En algún momento cuya exactitud no defino no por impreciso sino por que prefiero olvidar a esta película cuanto antes, el “atribulado” personaje de Marion Cotillard (Luisa) tiene una “sensible” y “profunda” discusión con su también “atribulado” esposo, el director de cine interpretado por Daniel Day-Lewis (Guido, nombre inolvidable tras oírlo unas quinientas veces a lo largo de las dos inacabables horas de metraje). Con el hermoso par de ojos refulgurantes que ni siquiera la pésima mano de ese pésimo director que es Rob Marshall puede arruinar, supuestamente cargados de lágrimas más de ira e impotencia que por tristeza, ella le espeta un “dardo” venenoso que funciona como broche de oro para el ida y vuelta de reproches y sinceramientos voraces: “Sos como un estomago, y si dejás de ser voraz, te morís”. La frase, quizá la más estúpida, hueca e incoherente que recuerde, funciona a la perfección como síntoma del insulto al cine y a la inteligencia del espectador que es Nine. Enterrada varios metros bajo una capa de gravedad tan grande como todo elemento del planeta Marshall (a no confundir a Rob con Frank, un experto en la creación de cine pochoclero más respetuoso de la esencia del entretenimiento y la alegría del cine), la película narra el derrotero de Guido Contini, director de cine que ha filmado una sucesión de bodrios que ponen en tela de juicio su pertenencia al circulo del éxito y talento en el que la prensa y el público lo había colocado (¿alguien dijo Rob Marshall?). Bloqueado, sin ideas, con la maquinaria industrial funcionando en su esplendor para rodar una película cuyo guión del que ni siquiera tiene un renglón, busca inspiración en las lejanas tierras del mediterráneo. La “trama” gira en derredor a su vida marcada por la fuerte presencia femenina que, desde su madre hasta su actual esposa y amante, no ha dejado de perseguirlo.

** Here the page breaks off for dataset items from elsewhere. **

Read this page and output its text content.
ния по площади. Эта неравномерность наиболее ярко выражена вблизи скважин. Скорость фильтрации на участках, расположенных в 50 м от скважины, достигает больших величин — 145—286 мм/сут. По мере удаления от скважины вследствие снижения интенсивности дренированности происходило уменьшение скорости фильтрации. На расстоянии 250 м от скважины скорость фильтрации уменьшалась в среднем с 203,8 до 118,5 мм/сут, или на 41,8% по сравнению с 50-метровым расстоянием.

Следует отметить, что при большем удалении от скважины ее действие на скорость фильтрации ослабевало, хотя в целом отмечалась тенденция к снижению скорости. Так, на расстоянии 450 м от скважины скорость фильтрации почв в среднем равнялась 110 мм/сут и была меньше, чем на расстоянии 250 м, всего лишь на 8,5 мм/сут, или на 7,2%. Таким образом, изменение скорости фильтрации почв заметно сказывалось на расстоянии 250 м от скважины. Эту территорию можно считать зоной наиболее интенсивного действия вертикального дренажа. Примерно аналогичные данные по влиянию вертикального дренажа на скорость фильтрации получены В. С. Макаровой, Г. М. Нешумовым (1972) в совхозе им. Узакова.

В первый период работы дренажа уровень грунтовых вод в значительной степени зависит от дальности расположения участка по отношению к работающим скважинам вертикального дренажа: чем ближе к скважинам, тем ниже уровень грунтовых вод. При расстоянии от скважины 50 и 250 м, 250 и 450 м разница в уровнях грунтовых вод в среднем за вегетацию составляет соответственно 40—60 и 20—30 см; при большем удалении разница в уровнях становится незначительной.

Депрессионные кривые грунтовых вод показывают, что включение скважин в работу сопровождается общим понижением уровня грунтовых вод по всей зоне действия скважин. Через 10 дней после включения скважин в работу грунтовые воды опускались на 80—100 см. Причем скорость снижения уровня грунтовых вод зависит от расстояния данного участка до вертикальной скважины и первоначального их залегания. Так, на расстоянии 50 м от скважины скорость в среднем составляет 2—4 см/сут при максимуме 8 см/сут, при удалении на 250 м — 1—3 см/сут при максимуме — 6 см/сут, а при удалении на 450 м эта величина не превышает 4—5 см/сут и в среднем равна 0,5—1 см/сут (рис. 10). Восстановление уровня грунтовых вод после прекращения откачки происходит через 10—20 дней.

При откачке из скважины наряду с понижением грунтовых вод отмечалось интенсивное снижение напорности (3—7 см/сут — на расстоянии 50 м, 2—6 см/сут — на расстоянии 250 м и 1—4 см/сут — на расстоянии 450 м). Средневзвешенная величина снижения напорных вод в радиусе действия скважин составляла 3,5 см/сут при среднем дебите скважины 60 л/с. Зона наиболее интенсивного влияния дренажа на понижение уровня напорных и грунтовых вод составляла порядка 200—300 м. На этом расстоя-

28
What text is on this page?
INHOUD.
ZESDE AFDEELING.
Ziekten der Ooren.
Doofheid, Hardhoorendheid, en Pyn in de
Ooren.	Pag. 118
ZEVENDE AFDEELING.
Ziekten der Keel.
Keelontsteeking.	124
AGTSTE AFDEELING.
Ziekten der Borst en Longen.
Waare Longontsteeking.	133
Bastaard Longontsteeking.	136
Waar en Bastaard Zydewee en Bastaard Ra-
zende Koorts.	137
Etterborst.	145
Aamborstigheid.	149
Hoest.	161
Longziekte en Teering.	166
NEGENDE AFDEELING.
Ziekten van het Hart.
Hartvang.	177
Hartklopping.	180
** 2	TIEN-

¿Thriller psicológico? No, qué va. ¿Drama lacrimógeno patinado con una bruta capa de misoginia? Ojalá. Nine es la recopilación de esas mujeres pertenecientes al universo Contini que, cual prostitutas en pasillo de cabaret, desfilan una tras a la espera que el espectador-cliente opte por una de ellas. Allí está su madre encarnada por Sophia Loren, a quien el obnubilado Marshall mitifica y adora deteniendo cualquier vestigio de narración o movimiento de cámara en pos de iluminarla y contemplarla, encandilado por la presencia de la italiana. Está su mujer, la ya mencionada Cotillard, para quien su número musical funciona como liberación de la opresión marital. La prostituta que marcó el inicio de Contini en la vida sexual también tiene su lugar de la mano de Fergie, quizá la única que supere el bochorno más por tenacidad y garra propia que por el pulso de Marshall: es inevitable ver el cuadro de la periodista de la revista Vogue que interpreta la siempre luminosa Kate Hudson, sin recordar la chatura escenográfica, la pobreza artística y coreografía de un estética propia de Susana Jiménez (hasta los bailarines, estoicos e invisibles ante la atención de la estrella, remiten a los inefables susanos). Y así se suceden una tras otra, episódicas e indiferentes, escenas donde todos bailan con ínfulas de Apocalipsis inminente. Todos retratados desde la frontalidad del proscenio, a media altura, con el ojo electrónico desplazándose de izquierda a derecha, de derecha a izquierda. El eje vertical, el plano picado y el contrapicado son sólo conceptos teóricos que el director parece desconocer.
Ultimo párrafo para Penélope Cruz y un comentario puramente machista: el cuadro musical de la española tiene la única función de calentar a la platea masculina, objetivo que no sólo logra sino que lo hace con creces. La cuestión es la forma embustera con que lo consigue: vestirla de portaligas, dándole una soga para que frote su sexo, haciéndole un plano cuasi-quirúrgico rayano con lo pornográfico a la porción de tela que cubre su vagina al tiempo que la “canción” (demás está decir que es apenas un susurro cachondo) reza algo así como “te espero con las piernas abiertas”, primeros planos de la lengua lambeteando; bastante poco para una película de las ambiciones de Nine. Para escenas eróticas, vean el streap tease de Vanessa Ferlito en A prueba de muerte, donde el espectador se calentaba a fuerza de la trabajosa labor de la imaginación a la que nos inducía Tarantino y no por la pura trampa, simplismo y misoginia de este director, el Marshall fallido.